Comme ils entretiennent un rapport plutôt difficile avec la nuance et l’idée qu’une femme puisse faire quelque chose par elle-même, ils remettent en question la carrière entière de Swift, vociférant que sa popularité est démentielle et inexplicable, comme s’il n’y avait pas toujours quelque chose de sidérant et d’inexplicable dans les trajectoires des très, très grandes vedettes.

Pourquoi elle et pas d’autres ? On approche la popularité comme s’il s’agissait d’une récompense qui se mérite, alors que tout le monde sait que ce n’est pas le cas.

Là, c’est sûr qu’on est devant quelque chose de franchement phénoménal, et je ne crois pas exagérer en disant que de mon vivant, je n’ai jamais rien vu de tel. Chaque jour, depuis des semaines, je lis des articles concernant Taylor Swift, dont je ne connais pourtant que trois chansons. Je ne les cherche pas, ces articles, ils arrivent à moi, par la voie des médias traditionnels qui plus est, dans ce journal et dans les deux autres quotidiens montréalais, dans le New York Times, le Courrier international, partout.

Ils sont souvent très peu intéressants, où on se demande s’il ne devrait pas y avoir une apostrophe dans le titre de son album à venir, The Tortured Poets Department, si la municipalité de Charlemagne n’aurait pas intérêt à prendre les armes à la suite de l’affront fait à Céline, si l’activité des foules présentes à ses concerts peut être détectée par un séismographe (la réponse : oui, un peu). D’autres, quand même plus consistants, reviennent sur la conspiration et se demandent si la convergence de ces deux symboles de l’« American Dream », la belle chanteuse et l’athlète triomphant, peut avoir une réelle influence, au bout du compte, sur l’élection de novembre.

Dans les faits, peut-être que oui, un peu.

Et n’en déplaise aux gars de la Fox qui pensent avoir déterré un complot hyper mystérieux, ça ne serait certainement pas la première fois de l’histoire que des artistes auraient contribué à une victoire politique ou que, inversement, des politiques auraient instrumentalisé des artistes.

Durant la guerre froide, le Congress for Cultural Freedom, un organisme affilié à la CIA, prétendait combattre le communisme en finançant et soutenant, entre autres activités, le rayonnement de l’art américain à l’étranger. Ils auraient ainsi subventionné des expositions d’artistes expressionnistes tels que Jackson Pollock et Willem de Kooning, rien de moins.

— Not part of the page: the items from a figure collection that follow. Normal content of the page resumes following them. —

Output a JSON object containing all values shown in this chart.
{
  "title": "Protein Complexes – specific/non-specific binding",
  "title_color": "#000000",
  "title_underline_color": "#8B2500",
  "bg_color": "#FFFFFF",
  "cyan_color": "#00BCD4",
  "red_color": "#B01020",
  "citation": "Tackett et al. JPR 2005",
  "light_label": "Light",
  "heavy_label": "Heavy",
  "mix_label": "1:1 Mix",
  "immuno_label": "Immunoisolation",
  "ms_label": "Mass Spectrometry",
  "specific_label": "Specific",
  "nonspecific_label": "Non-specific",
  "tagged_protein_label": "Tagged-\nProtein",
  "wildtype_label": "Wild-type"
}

L’auteur Éric Reinhardt revient sur cet étrange épisode dans Comédie française, mais on peut facilement googler la chose, c’est très documenté, des essais ont été écrits sur le sujet.

Peut-être lirons-nous un jour des livres sur la vedette pop qui a empêché Trump de revenir au pouvoir. Peut-être pas non plus. Mais ça serait tout de même drôle, au bout du compte, qu’un tel homme finisse par être défait par un amour tout droit sorti d’un rêve de jeune fille.